Cinéma – L’hôpital Riviera-Chablais vu de l’intérieur
Charlyne Genoud | Appréhendé, haï, adoré ou idéalisé, l’hôpital Riviera-Chablais inauguré en 2019 à Rennaz n’a pas manqué de faire parler de lui ces dernières années. En se concentrant sur quatre personnages personnifiant chacun.e un type de ressenti, Daniel Maurer raconte la construction interminable de l’hôpital de Rennaz en confrontant des voix et des points de vue, et ce uniquement par le montage puisque les quatre protagonistes ne se partagent jamais l’écran.
Quatre voix à Rennaz
« Et dehors la vie continue » commence par de belles images et en est peuplé, des tableaux symétriques aux couleurs équilibrées. Sur le fond de ces décors épurés se détachent rapidement quatre personnages, et autant de voix venues rapporter leur réalité singulière. Il y a d’abord Eric, un chef urgentiste au regard bienveillant. Bien vite la caméra quitte l’hôpital du Samaritain de Vevey et l’écran se peuple d’une foule d’hommes en complet gris décrivant avec vivacité les événements ayant rendu possible la construction d’un nouvel hôpital : « Tout a commencé en 2001, lorsque les cantons se sont mis d’accord » clame ainsi Marc-Etienne Diserens, président du Conseil d’établissement de l’Hôpital. L’intertitre suivant nous avertira de l’entrée en scène de Frédérique du service mobile des urgences. Alors que le nouvel hôpital symbolise pour beaucoup de citoyen.ne.s que les soins s’éloignent de leurs domiciles, Frédérique parcourt la Riviera en voiture pour tenter de réanimer des patient.e.s. Face à des situations vaines, la jeune femme partage avec la caméra un peu de la rudesse de sa réalité. Elle enrôle ainsi la sensibilité du corps médical, en rappelant à plusieurs reprises comment le soin coûte à celui qui le donne. Parce que le film n’est pas introduit par une voix off, les choix habiles de Daniel Maurer en matière de sujets de documentaire sont ainsi appréciables.
Construction d’un lien
Une fois le quatuor de protagonistes présenté.e.s, le scénario s’appliquera à des ping-pongs plus ou moins surprenants. On saute ainsi de l’un des protagonistes à l’autre en avançant gentiment dans le temps, mais surtout d’écueil en écueil, puisque le film rappelle les nombreuses difficultés et retards vécus lors de la phase de construction de l’hôpital. Au-delà de cette dernière, « Et dehors la vie continue » est un panorama de la médecine locale, qui permet de l’envisager dans tout ce qu’elle a de plus communautaire, à l’image de la présence d’un policier sur l’affiche du film symbolisant les collaborations que les métiers du soin sous-tendent.

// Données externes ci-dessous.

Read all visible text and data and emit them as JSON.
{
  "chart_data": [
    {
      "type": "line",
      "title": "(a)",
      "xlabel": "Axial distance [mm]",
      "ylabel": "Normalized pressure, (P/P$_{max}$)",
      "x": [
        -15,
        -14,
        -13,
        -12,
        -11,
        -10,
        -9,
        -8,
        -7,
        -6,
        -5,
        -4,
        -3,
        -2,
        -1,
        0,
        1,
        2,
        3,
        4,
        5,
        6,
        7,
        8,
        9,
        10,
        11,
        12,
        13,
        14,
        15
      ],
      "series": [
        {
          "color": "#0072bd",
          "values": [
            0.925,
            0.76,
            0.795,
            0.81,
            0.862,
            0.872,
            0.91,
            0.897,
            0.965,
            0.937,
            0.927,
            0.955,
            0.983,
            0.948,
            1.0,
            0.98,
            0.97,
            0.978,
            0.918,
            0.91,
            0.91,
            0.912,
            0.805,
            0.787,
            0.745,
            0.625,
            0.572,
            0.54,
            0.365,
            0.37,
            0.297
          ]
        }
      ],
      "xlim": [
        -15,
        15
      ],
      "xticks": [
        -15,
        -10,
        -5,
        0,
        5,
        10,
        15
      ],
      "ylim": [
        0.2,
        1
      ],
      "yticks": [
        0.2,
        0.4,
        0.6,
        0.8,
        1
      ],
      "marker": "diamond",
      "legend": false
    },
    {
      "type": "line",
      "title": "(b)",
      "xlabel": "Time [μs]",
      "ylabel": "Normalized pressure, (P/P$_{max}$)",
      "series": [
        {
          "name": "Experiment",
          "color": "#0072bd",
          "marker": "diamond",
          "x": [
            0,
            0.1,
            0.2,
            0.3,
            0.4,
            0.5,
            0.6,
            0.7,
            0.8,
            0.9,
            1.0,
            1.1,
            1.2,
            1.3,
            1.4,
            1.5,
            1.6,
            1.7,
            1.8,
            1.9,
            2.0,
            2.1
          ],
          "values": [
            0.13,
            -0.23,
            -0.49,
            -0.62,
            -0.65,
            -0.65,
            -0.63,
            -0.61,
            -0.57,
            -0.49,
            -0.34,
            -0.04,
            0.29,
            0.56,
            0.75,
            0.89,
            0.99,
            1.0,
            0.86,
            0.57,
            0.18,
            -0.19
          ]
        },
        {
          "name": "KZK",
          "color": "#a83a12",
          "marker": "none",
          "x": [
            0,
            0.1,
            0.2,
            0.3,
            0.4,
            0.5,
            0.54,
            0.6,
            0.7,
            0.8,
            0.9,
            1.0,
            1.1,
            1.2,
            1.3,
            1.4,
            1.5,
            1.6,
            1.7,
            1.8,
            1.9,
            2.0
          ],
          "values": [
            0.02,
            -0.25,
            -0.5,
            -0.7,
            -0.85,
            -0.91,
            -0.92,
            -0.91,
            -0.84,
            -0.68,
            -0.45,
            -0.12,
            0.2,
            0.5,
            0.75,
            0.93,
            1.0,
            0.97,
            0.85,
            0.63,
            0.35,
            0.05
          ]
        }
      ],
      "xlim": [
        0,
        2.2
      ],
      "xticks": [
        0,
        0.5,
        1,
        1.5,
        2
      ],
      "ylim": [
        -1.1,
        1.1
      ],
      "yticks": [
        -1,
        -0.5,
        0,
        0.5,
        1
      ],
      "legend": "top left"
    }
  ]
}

Des yeux posés sur les murs
Le chantier suit son cours jusqu’à l’inauguration, à laquelle assistent les conseillers d’Etat qui font leur entrée ciseau à la main face au ruban vert, blanc et rouge. Une première visite du bâtiment pour ces nouveaux visiteurs suivie d’une autre ouverte au public, et ce qui n’était encore qu’un bâtiment en construction se teinte par les différents regards que l’on pose sur ses murs. S’enchaînent alors grâce au montage la réalité de ces moments plutôt mondains et celle des patient.e.s et professionnel.le.s qui subissent alors un déménagement vers ce lieu automatisé, ressemblant à un white cube tellement il est minimaliste. Même le film change alors, et la forme visuelle pour ce récit prend tout son sens lorsque les couleurs complémentaires, qui se faisaient motif récurrent dans « Et dehors la vie continue », disparaissent totalement, au profit du blanc absolu de l’hôpital Riviera-Chablais; le blanc des chemises sur le blanc des murs, qui côtoie le blanc des casiers alors même que les silhouettes bleues foncées se détachaient auparavant des murs oranges. En quittant les couleurs primaires du samaritain de Lausanne, les urgentistes répètent « c’est la fin d’une époque » avant d’arriver dans la cour des grands.
« Et dehors la vie continue » de Daniel Maurer, 2021) A voir au cinéma d’Oron.